Çiftçiler, sözlerine şöyle devam etti: “Raporu yüzeysel bir şekilde hazırladıkları aşikardır. Yaşlı bir kadın için hastane ‘cezaevinde kalamaz’ diyor, cezaevi de ‘kalamaz’ diyor, fakat ATK ısrarla ‘cezaevinde kalabilir’ diyor. Özer, Türkçe bilmiyor ve bir tercüman eşliğinde raporunun hazırlanması gerekiyordu. ATK rapor hazırlarken, tercüman bulundurmamış. ATK raporunda tercümanın ismi açık bir şekilde beyan edilmeli. ATK tercüman istemiş fakat Van Cumhuriyet Başsavcılığı tercüman gönderememiş. Aileye söylenmiş, aile Adalet Bakanlığı’nın listesindeki bilirkişi olarak kayıtlı bir tercüman götürmüş. Fakat ATK buna itiraz ederek, bu kişinin tercümanlığını kabul etmemiş. ATK de bir ‘güvenlik görevlisini’ getirerek tercümanlık yaptırmış. Bu usule aykırı bir şeydir. Tercüman dediğimiz kişi Adalet Bakanlığı’nın resmi listesinde bilirkişidir.”

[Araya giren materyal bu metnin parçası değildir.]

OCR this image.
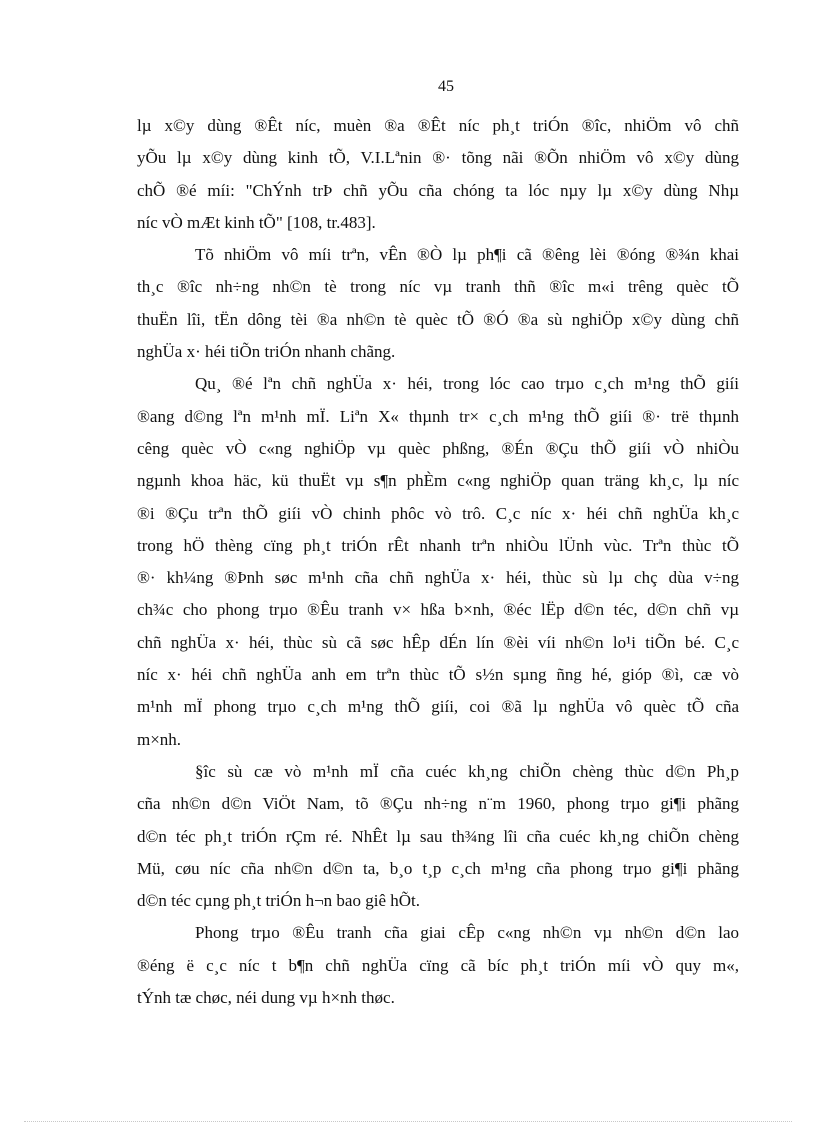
45
lµ x©y dùng ®Êt níc, muèn ®a ®Êt níc ph¸t triÓn ®îc, nhiÖm vô chñ
yÕu lµ x©y dùng kinh tÕ, V.I.Lªnin ®· tõng nãi ®Õn nhiÖm vô x©y dùng
chÕ ®é míi: "ChÝnh trÞ chñ yÕu cña chóng ta lóc nµy lµ x©y dùng Nhµ
níc vÒ mÆt kinh tÕ" [108, tr.483].
Tõ nhiÖm vô míi trªn, vÊn ®Ò lµ ph¶i cã ®êng lèi ®óng ®¾n khai
th¸c ®îc nh÷ng nh©n tè trong níc vµ tranh thñ ®îc m«i trêng quèc tÕ
thuËn lîi, tËn dông tèi ®a nh©n tè quèc tÕ ®Ó ®a sù nghiÖp x©y dùng chñ
nghÜa x· héi tiÕn triÓn nhanh chãng.
Qu¸ ®é lªn chñ nghÜa x· héi, trong lóc cao trµo c¸ch m¹ng thÕ giíi
®ang d©ng lªn m¹nh mÏ. Liªn X« thµnh tr× c¸ch m¹ng thÕ giíi ®· trë thµnh
cêng quèc vÒ c«ng nghiÖp vµ quèc phßng, ®Én ®Çu thÕ giíi vÒ nhiÒu
ngµnh khoa häc, kü thuËt vµ s¶n phÈm c«ng nghiÖp quan träng kh¸c, lµ níc
®i ®Çu trªn thÕ giíi vÒ chinh phôc vò trô. C¸c níc x· héi chñ nghÜa kh¸c
trong hÖ thèng cïng ph¸t triÓn rÊt nhanh trªn nhiÒu lÜnh vùc. Trªn thùc tÕ
®· kh¼ng ®Þnh søc m¹nh cña chñ nghÜa x· héi, thùc sù lµ chç dùa v÷ng
ch¾c cho phong trµo ®Êu tranh v× hßa b×nh, ®éc lËp d©n téc, d©n chñ vµ
chñ nghÜa x· héi, thùc sù cã søc hÊp dÉn lín ®èi víi nh©n lo¹i tiÕn bé. C¸c
níc x· héi chñ nghÜa anh em trªn thùc tÕ s½n sµng ñng hé, gióp ®ì, cæ vò
m¹nh mÏ phong trµo c¸ch m¹ng thÕ giíi, coi ®ã lµ nghÜa vô quèc tÕ cña
m×nh.
§îc sù cæ vò m¹nh mÏ cña cuéc kh¸ng chiÕn chèng thùc d©n Ph¸p
cña nh©n d©n ViÖt Nam, tõ ®Çu nh÷ng n¨m 1960, phong trµo gi¶i phãng
d©n téc ph¸t triÓn rÇm ré. NhÊt lµ sau th¾ng lîi cña cuéc kh¸ng chiÕn chèng
Mü, cøu níc cña nh©n d©n ta, b¸o t¸p c¸ch m¹ng cña phong trµo gi¶i phãng
d©n téc cµng ph¸t triÓn h¬n bao giê hÕt.
Phong trµo ®Êu tranh cña giai cÊp c«ng nh©n vµ nh©n d©n lao
®éng ë c¸c níc t b¶n chñ nghÜa cïng cã bíc ph¸t triÓn míi vÒ quy m«,
tÝnh tæ chøc, néi dung vµ h×nh thøc.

ATK: SAPTAYAMADIK, YÜZDELİK VEREMEDİK 

ATK’nin belirlediği “güvenlik görevlisi olan tercümanın” tercümanlık yapamadığını ve bunun açık bir şekilde rapora yansıdığını söyleyen Çiftçiler, “Raporun 14’üncü paragrafına baktığımız da; ‘biz kişinin algı eşiğini (anlama, refleks verme) tam anlamıyla saptayamadık ve bir yüzdelik veremedik çünkü Türkçe bilmiyor’ ifadeleri yer aldı. Özer’in sandalyeden inmek istemediği, bilerek bu hareketlerde bulunmadığına yönelik bir ibare de var raporda. Özer’in tekerlekli sandalye bağlı olduğunu milyonlarca insan biliyor. Özer cezaevinde kaldığı sürede, kendi ihtiyaçlarını gideremediği için zorla ayağa kalkmış ve bunun sonucunda düşmesi üzerine vücudunun belirli noktalarında kemik kırıklıkları oluşmuştu. Biz ATK’ya Özer’in tekerlekli sandalyeye bağlı olduğunu daha fazla nasıl inandırabiliriz? ATK diyor ki ‘ben inanmıyorum’, annenin tüm yaşamını bir kameraya alıp gidip ATK’ya ‘bakın böyle yürüyemiyor’ deme şansımız yok ki” şeklinde konuştu.

ATK’nin verdiği raporların bilimsellikten uzak olduğunu ifade eden Çiftçiler, “Devlet hastaneleri veya üniversite hastanelerinden alınan raporların ATK tarafından onaylanması gerekiyor. ATK onaylamaz ise değerlendirilemiyor. Burada yapılması gereken şudur; artık bu raporlar tam teşekküllü devlet hastaneleri ya da üniversite hastanelerinden alınmalı” dedi.